La mañana era muy fría y lloviznaba. Hallé al lechero de casa, quien no había visto a Dick. Fui hasta el almacén, con igual resultado. Miré, entonces, a todos lados en la mañana desierta: nadie a quien pedir informes de nuestro ciervito.
Buscando a la ventura, lo hallé, por fin, tendido contra el alambrado de un terreno baldío. Pero estaba muerto de dos balazos en la cabeza.
Es menester haber criado algo con extrema solicitud -hijo, animal o planta- para apreciar el dolor de ver concluir en el barro de un callejón de pueblo a una dulce criatura de monte, toda vida y esperanza. Había sido muerta de dos tiros en la cabeza. Y para hacer esto se necesita...
Bruscamente me acordé de la interminable serie de dulces seres a quienes yo había quitado la vida. Y recordé al agutí de tres meses atrás, tan inocente como nuestro ciervito. Recordé mis cacerías de muchacho; me vi retratado en el chico de la vecindad, que la noche anterior, a pesar de sus balidos, y ebrio de caza, le había apoyado por dos veces en la frente su pistola matagatos.

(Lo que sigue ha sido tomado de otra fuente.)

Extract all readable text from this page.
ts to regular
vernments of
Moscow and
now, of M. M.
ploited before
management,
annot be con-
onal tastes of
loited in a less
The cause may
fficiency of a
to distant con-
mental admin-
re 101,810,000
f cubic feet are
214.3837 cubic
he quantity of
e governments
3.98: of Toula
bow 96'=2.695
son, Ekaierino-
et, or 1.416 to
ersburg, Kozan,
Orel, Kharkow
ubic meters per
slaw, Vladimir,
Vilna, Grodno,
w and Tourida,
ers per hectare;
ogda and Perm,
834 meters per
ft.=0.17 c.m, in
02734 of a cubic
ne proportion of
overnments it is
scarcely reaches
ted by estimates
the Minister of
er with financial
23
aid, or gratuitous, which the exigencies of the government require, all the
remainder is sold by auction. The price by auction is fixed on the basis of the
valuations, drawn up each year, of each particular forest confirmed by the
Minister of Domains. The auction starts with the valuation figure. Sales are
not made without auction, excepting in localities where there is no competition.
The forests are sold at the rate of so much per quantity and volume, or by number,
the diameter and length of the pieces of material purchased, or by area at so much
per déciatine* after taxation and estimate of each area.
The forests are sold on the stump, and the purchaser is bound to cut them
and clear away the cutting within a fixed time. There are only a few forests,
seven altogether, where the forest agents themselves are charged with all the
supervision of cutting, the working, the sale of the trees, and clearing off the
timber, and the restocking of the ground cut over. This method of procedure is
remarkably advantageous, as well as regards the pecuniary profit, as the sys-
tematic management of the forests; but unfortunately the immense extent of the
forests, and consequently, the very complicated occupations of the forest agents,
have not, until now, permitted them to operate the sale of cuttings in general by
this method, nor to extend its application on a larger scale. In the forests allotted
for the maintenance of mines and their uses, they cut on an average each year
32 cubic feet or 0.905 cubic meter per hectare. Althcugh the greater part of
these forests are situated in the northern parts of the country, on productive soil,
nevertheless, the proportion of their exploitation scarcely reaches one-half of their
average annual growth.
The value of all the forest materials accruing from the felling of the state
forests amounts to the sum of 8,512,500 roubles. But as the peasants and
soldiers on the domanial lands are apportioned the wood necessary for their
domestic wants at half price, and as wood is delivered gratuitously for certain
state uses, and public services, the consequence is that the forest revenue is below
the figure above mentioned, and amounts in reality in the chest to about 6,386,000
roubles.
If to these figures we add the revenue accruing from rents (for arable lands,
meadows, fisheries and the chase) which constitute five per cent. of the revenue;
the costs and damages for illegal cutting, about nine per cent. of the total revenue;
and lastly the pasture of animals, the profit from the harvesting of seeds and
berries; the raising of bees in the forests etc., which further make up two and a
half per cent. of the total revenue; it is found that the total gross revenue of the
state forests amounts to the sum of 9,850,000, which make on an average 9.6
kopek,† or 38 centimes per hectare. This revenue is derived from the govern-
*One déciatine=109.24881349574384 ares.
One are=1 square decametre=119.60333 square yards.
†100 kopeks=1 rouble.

Ese chico, como yo a su edad, también tenía el corazón de oro...
¡Ah! ¡Es cosa fácil quitar cachorros a sus madres! ¡Nada cuesta cortar bruscamente su paz sin desconfianza, su tranquilo latir! Y cuando un chico animoso mata en la noche a un ciervito, duele el corazón horriblemente, porque el ciervito es nuestro...
Mientras lo retornaba en brazos a casa, aprecié por primera vez en toda su hondura lo que es apropiarse de una existencia. Y comprendí el valor de una vida ajena, cuando lloré su pérdida en el corazón.